Sometimes the Brits are unmistakable, and this was the case this time. Down the street came a prematurely grey-haired guy, wearing an old blue Berghaus jacket and blue jeans. His slightly shambolling walk, one hand in one pocket, the other tucked under the strap of his rucksack was that of climbers and walkers hanging out in a mountain town on a wet day anywhere in Europe. And this was a wet day that could have been anywhere in Europe. What really caught my attention, though, was that this was a familiar figure. It was the walk that gave it away. Forgetting I’d not yet paid for my coffee and bun, I shot out into the street and greeted him: “Hello Steve!”

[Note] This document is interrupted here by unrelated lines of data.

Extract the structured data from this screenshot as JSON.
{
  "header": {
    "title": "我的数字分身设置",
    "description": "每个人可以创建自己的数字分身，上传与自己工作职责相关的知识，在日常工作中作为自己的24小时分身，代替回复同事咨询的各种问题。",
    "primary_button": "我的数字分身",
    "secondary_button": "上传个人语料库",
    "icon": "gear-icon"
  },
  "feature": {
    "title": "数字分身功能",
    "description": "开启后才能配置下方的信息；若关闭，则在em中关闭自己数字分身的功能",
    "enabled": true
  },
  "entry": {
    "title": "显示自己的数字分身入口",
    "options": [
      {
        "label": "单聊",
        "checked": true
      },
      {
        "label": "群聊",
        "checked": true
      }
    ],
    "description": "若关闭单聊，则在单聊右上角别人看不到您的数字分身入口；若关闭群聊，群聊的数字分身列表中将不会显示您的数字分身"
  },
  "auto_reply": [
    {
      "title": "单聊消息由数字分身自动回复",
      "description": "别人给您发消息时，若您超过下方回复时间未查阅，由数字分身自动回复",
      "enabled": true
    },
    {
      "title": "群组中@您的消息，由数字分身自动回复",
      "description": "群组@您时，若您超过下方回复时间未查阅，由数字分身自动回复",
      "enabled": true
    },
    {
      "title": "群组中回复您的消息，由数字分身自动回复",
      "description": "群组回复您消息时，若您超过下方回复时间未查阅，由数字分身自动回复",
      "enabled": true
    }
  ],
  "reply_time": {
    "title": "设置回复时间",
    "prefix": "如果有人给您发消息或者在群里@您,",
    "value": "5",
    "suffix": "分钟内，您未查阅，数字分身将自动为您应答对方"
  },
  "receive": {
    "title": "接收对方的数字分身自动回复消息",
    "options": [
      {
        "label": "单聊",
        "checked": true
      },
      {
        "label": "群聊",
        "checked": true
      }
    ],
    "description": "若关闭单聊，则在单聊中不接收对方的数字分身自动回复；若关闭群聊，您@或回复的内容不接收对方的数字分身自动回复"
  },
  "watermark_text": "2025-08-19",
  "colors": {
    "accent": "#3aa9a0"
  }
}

And as soon as the words had left my mouth, I knew I was wrong. This wasn’t Steve (name changed). Steve had been a work colleague the best part of twenty years ago. He was, I think they’d have said then and now, a “singular” individual. An amazingly talented guy, hugely well read; the first person I ever heard talking about what we’d now call open data (yes, even in the 1990s); gifted with a mathematical brain I could only wonder at. He’d built his own house, travelled all over the world. And, if you had the knack, he was a wonderful conversationalist. Not many had that knack, so most found him taciturn and remote. Happily, he and I hit it off greatly. It was a time when I was spending several months each year in northern Italy and the Dolomites, and I know Steve was envious of my opportunity. He joined me on one of the hut touring/via ferrata climbing holidays I used to lead, in a small group of a dozen people, but such was his experience of other parts of the world, that I actually think he was a bit non-plussed with the Dolomites. One of very few I can say that about.

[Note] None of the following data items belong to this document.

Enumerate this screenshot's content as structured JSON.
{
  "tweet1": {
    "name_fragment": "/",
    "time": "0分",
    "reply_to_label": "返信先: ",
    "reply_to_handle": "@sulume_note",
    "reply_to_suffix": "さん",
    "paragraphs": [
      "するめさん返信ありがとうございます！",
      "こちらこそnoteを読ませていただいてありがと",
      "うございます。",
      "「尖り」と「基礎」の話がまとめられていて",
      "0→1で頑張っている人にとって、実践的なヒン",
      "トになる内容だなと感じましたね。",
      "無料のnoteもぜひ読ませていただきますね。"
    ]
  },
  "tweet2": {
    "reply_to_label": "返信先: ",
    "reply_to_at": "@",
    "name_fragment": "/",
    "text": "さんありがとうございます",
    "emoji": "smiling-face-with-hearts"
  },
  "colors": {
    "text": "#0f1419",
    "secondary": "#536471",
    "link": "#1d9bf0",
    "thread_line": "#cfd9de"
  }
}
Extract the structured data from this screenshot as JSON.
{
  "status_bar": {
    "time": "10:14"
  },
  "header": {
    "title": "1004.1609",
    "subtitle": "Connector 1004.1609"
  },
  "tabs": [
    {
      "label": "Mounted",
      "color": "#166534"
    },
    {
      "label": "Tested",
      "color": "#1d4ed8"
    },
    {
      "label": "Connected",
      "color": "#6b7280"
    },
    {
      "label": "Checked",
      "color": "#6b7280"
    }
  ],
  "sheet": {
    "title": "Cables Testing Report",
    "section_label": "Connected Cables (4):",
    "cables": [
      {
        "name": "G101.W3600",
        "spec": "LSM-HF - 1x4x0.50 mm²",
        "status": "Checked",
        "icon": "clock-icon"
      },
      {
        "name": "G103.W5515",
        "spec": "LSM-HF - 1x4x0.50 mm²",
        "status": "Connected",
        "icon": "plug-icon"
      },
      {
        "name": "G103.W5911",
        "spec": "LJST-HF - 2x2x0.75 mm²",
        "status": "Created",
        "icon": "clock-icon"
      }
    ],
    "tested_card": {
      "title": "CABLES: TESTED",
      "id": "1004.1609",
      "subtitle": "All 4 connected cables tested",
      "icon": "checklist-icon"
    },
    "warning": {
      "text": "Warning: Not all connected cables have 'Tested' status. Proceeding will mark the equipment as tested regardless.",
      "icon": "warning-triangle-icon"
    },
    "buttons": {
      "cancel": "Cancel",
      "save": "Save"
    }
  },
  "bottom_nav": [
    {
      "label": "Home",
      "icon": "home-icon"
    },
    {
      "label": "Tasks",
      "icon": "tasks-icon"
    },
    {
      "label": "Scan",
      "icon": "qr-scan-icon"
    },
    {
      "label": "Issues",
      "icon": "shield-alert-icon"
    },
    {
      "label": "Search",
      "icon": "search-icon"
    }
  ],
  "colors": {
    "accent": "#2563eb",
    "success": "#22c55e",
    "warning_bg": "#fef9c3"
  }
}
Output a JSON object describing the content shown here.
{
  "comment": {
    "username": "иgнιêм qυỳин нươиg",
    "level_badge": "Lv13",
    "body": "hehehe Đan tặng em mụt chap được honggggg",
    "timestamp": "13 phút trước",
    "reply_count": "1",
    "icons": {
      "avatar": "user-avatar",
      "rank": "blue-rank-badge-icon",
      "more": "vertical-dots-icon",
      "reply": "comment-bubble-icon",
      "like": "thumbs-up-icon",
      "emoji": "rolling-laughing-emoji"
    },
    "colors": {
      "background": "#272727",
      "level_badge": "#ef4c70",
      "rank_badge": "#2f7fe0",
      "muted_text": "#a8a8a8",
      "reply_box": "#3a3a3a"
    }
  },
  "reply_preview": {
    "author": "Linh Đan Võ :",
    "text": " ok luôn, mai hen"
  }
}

No, this wasn’t Steve I met this afternoon. Because Steve had been killed in about 2001 in a stupid minibus accident somewhere on the other side of the world. There was no UK funeral, and no service of remembrance. Those who knew Steve never really had a chance to grieve for his passing. To me, his life has always been the epitome of the Dr Seuss saying “Don’t be sad because it’s over. Smile because it happened.” I actually only came by that quote a couple of years ago, and it filled several gaps in my emotions. The one relating to Steve in particular.
I was immediately prepared to die of embarrassment in the street in Chamonix. I could see now that the face and hairline were slightly different. I’d made a classic gaffe, and was hoping the guy was also Brit, so that we could laugh it off together with no language barrier. I was singularly unprepared for what happened next.

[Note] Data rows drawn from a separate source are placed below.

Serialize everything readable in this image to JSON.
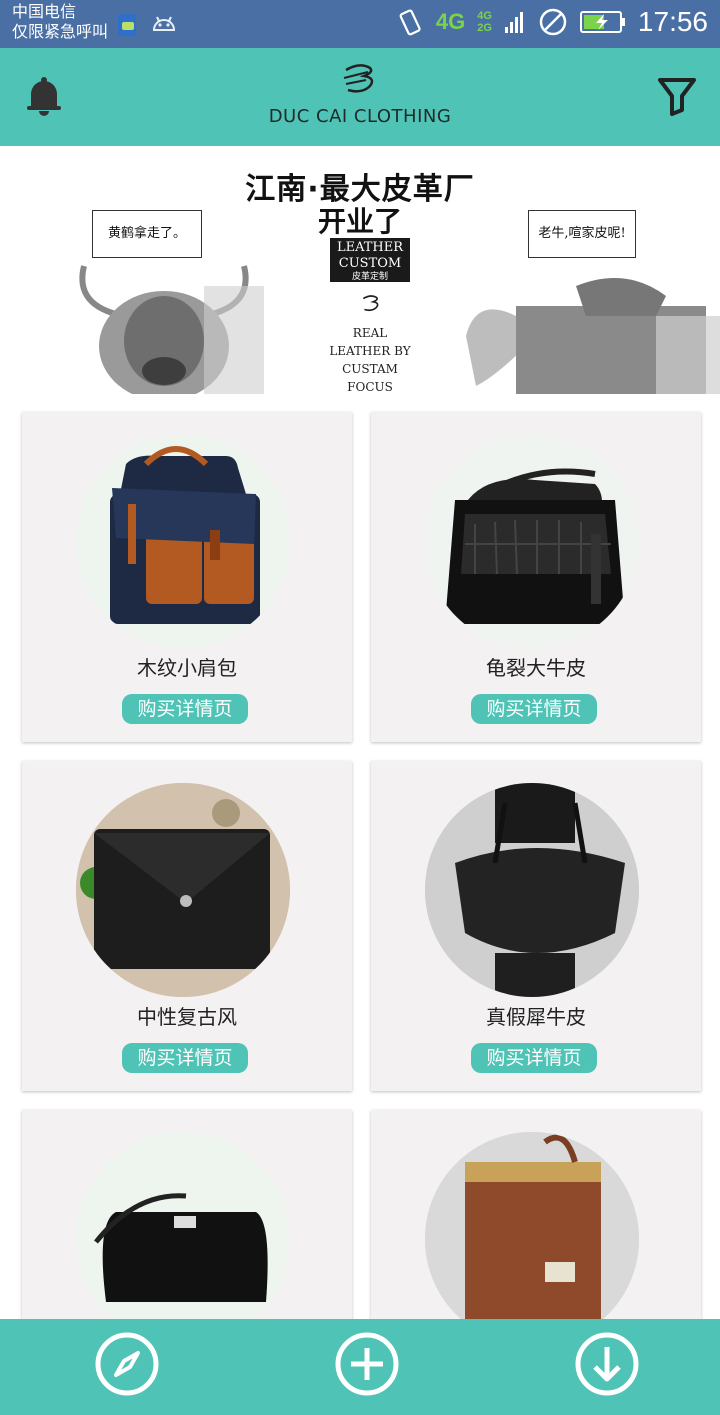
{
  "status_bar": {
    "carrier": "中国电信",
    "emergency_text": "仅限紧急呼叫",
    "network_4g": "4G",
    "network_small_4g": "4G",
    "network_small_2g": "2G",
    "time": "17:56",
    "icons": [
      "sim-chat-icon",
      "android-icon",
      "rotate-icon",
      "signal-icon",
      "no-disturb-icon",
      "battery-icon"
    ]
  },
  "header": {
    "brand": "DUC CAI CLOTHING",
    "left_icon": "bell-icon",
    "right_icon": "filter-icon",
    "accent": "#4fc3b6"
  },
  "banner": {
    "title": "江南·最大皮革厂",
    "subtitle": "开业了",
    "badge_line1": "LEATHER",
    "badge_line2": "CUSTOM",
    "badge_cn": "皮革定制",
    "text_line1": "REAL",
    "text_line2": "LEATHER BY CUSTAM",
    "text_line3": "FOCUS",
    "bubble_left": "黄鹤拿走了。",
    "bubble_right": "老牛,喧家皮呢!"
  },
  "products": [
    {
      "title": "木纹小肩包",
      "buy_label": "购买详情页"
    },
    {
      "title": "龟裂大牛皮",
      "buy_label": "购买详情页"
    },
    {
      "title": "中性复古风",
      "buy_label": "购买详情页"
    },
    {
      "title": "真假犀牛皮",
      "buy_label": "购买详情页"
    },
    {
      "title": "",
      "buy_label": ""
    },
    {
      "title": "",
      "buy_label": ""
    }
  ],
  "bottom_nav": {
    "items": [
      "compass-icon",
      "plus-icon",
      "download-icon"
    ]
  }
}
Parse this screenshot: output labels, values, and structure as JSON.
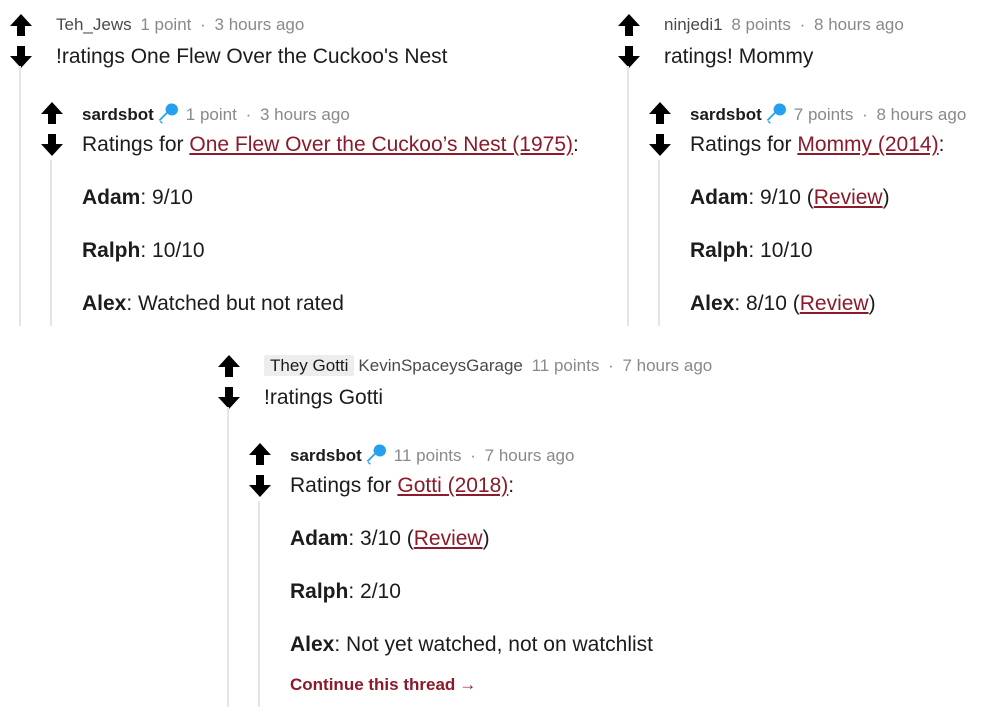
{
  "left": {
    "parent": {
      "author": "Teh_Jews",
      "points": "1 point",
      "time": "3 hours ago",
      "text": "!ratings One Flew Over the Cuckoo's Nest"
    },
    "bot": {
      "author": "sardsbot",
      "points": "1 point",
      "time": "3 hours ago",
      "ratings_prefix": "Ratings for ",
      "title_link": "One Flew Over the Cuckoo’s Nest (1975)",
      "suffix": ":",
      "adam_name": "Adam",
      "adam_value": ": 9/10",
      "ralph_name": "Ralph",
      "ralph_value": ": 10/10",
      "alex_name": "Alex",
      "alex_value": ": Watched but not rated"
    }
  },
  "right": {
    "parent": {
      "author": "ninjedi1",
      "points": "8 points",
      "time": "8 hours ago",
      "text": "ratings! Mommy"
    },
    "bot": {
      "author": "sardsbot",
      "points": "7 points",
      "time": "8 hours ago",
      "ratings_prefix": "Ratings for ",
      "title_link": "Mommy (2014)",
      "suffix": ":",
      "adam_name": "Adam",
      "adam_value": ": 9/10 (",
      "adam_review": "Review",
      "adam_close": ")",
      "ralph_name": "Ralph",
      "ralph_value": ": 10/10",
      "alex_name": "Alex",
      "alex_value": ": 8/10 (",
      "alex_review": "Review",
      "alex_close": ")"
    }
  },
  "middle": {
    "parent": {
      "flair": "They Gotti",
      "author": "KevinSpaceysGarage",
      "points": "11 points",
      "time": "7 hours ago",
      "text": "!ratings Gotti"
    },
    "bot": {
      "author": "sardsbot",
      "points": "11 points",
      "time": "7 hours ago",
      "ratings_prefix": "Ratings for ",
      "title_link": "Gotti (2018)",
      "suffix": ":",
      "adam_name": "Adam",
      "adam_value": ": 3/10 (",
      "adam_review": "Review",
      "adam_close": ")",
      "ralph_name": "Ralph",
      "ralph_value": ": 2/10",
      "alex_name": "Alex",
      "alex_value": ": Not yet watched, not on watchlist"
    },
    "continue_label": "Continue this thread"
  },
  "separator": "·",
  "colors": {
    "link": "#8b1a2a",
    "meta": "#878a8c",
    "text": "#1c1c1c",
    "thread_line": "#e4e5e6",
    "mic": "#24a0ed"
  }
}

“No, I’m not Steve. I’m John. Steve was my brother but he’s been dead a few years now. Who are you?”
I think I almost forgot who I was. I felt like someone had just hit me with a hammer. I gabbled out a semi-coherent apology-cum-explanation. We looked at each other, and then both exploded into laughter, with me also trying to fight back some very genuine tears.
“Steve would have loved that just then” said John. “You know, there’s not a day goes by when I don’t miss him? He was ten years older than me, but we were very close.”
Steve had been the sort who had never let on that he had a brother, close or not.
We sat and had a brief coffee. Brief, because John was on his way to catch a train somewhere, and we did what you do in such circumstances, and shared some tales of the guy we knew. Then John left for his train. I walked back to my apartment, numbed beyond belief by what had happened.
It was only when I turned the key in my front door that I realised I’d not swapped addresses with John. I’d no idea where he was living and no means to contact him. I began to feel that I’d had an encounter with a ghost, and that the whole thing hadn’t happened. But it did, just over an hour and a half ago.